Chris' Player Bio


PLAYER: Chris "Crispy-C/MAV" Twardzicki
POSITION: Forward/Defense
NUMBER: 65
HEIGHT: 5'8"
WEIGHT: Too skinny to weigh
CAREER HIGHLIGHT: Hattrick he netted against B.A.O. last week.

Chris "Crispy C" Twardzicki was recruited to join the Ostriches by Dave Archangeliosaurus when Dave spotted Crispy on the BC campus with a sign that said "Gionta 3:16... will play hockey for food". Though banned for life from the state of Rhode Island following some inline hockey "incidents", Crispy was a welcomed addition to the Ostriches in Newton after he was deemed sick enough to play. Crispy moved up to forward this season and scored a hattrick in his second game in front. He is also responsible for this year's offseason pick-up of Greg the new guy. Widely known throughout Newton Indoor Sports as "that kid on that team", Crispy is now regarded as one of the top 15 players on the Ostriches. When asked the strongest part of Crispy's game, teammates say that he "laces a mean skate" and "knows how to put on his jersey all by himself". Despite pressure from some teammates, Crispy C has avoided the Belmont Handicap league, for fear that it might "turn his game to shit".

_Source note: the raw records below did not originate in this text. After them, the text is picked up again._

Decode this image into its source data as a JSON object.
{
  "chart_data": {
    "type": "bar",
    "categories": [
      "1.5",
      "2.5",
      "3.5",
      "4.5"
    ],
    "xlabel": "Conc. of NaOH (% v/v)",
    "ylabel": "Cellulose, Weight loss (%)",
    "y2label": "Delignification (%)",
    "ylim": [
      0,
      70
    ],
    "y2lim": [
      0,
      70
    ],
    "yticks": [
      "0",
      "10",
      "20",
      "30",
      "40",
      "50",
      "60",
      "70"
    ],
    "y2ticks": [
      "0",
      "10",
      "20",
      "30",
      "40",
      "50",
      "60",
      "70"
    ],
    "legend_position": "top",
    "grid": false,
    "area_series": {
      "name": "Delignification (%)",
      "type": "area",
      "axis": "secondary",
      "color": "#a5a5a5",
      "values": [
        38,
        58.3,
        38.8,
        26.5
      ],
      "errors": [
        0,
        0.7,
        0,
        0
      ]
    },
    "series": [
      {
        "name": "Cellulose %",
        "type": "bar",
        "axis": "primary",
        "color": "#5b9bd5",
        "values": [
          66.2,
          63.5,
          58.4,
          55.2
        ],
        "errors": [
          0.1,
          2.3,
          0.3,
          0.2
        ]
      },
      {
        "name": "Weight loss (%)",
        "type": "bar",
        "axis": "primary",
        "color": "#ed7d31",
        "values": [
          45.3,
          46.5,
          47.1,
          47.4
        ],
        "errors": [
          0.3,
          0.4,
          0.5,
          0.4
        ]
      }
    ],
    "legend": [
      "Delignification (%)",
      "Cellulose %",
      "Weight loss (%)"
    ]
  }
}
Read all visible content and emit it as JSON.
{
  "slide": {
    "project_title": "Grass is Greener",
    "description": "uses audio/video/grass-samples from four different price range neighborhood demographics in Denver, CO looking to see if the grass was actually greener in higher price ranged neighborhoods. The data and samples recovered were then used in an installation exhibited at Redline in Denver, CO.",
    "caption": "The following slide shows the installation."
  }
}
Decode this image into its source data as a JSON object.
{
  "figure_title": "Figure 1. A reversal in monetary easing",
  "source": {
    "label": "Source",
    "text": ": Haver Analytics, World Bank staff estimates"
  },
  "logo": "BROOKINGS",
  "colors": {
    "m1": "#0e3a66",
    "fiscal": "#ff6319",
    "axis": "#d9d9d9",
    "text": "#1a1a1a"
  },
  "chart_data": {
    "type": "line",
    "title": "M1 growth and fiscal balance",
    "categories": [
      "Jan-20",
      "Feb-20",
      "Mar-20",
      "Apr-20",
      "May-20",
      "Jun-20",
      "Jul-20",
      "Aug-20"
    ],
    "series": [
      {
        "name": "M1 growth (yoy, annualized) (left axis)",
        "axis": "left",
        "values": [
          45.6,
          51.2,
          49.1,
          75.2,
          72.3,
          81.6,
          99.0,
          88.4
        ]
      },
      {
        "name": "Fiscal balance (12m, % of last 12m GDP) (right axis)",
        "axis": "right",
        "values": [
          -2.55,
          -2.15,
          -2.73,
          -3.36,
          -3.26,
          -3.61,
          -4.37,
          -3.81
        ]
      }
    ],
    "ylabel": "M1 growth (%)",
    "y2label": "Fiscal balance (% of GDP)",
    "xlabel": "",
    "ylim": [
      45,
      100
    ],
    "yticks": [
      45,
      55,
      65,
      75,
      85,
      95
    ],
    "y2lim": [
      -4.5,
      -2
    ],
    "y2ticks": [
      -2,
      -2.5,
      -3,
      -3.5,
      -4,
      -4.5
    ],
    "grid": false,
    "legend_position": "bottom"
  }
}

Crispy C's finest moment...
being one-half of the best beer pong team... ever

Crispy C likes...
Blue's Clues, having a tough-to-spell last name, bruises, Jared from Subway, markers that smell like fruit, seeing UNH fail, drunken chaos in Fanieul Hall, delivering cheap shots along the boards, rubbing Dave's butt to see if a geenie will appear.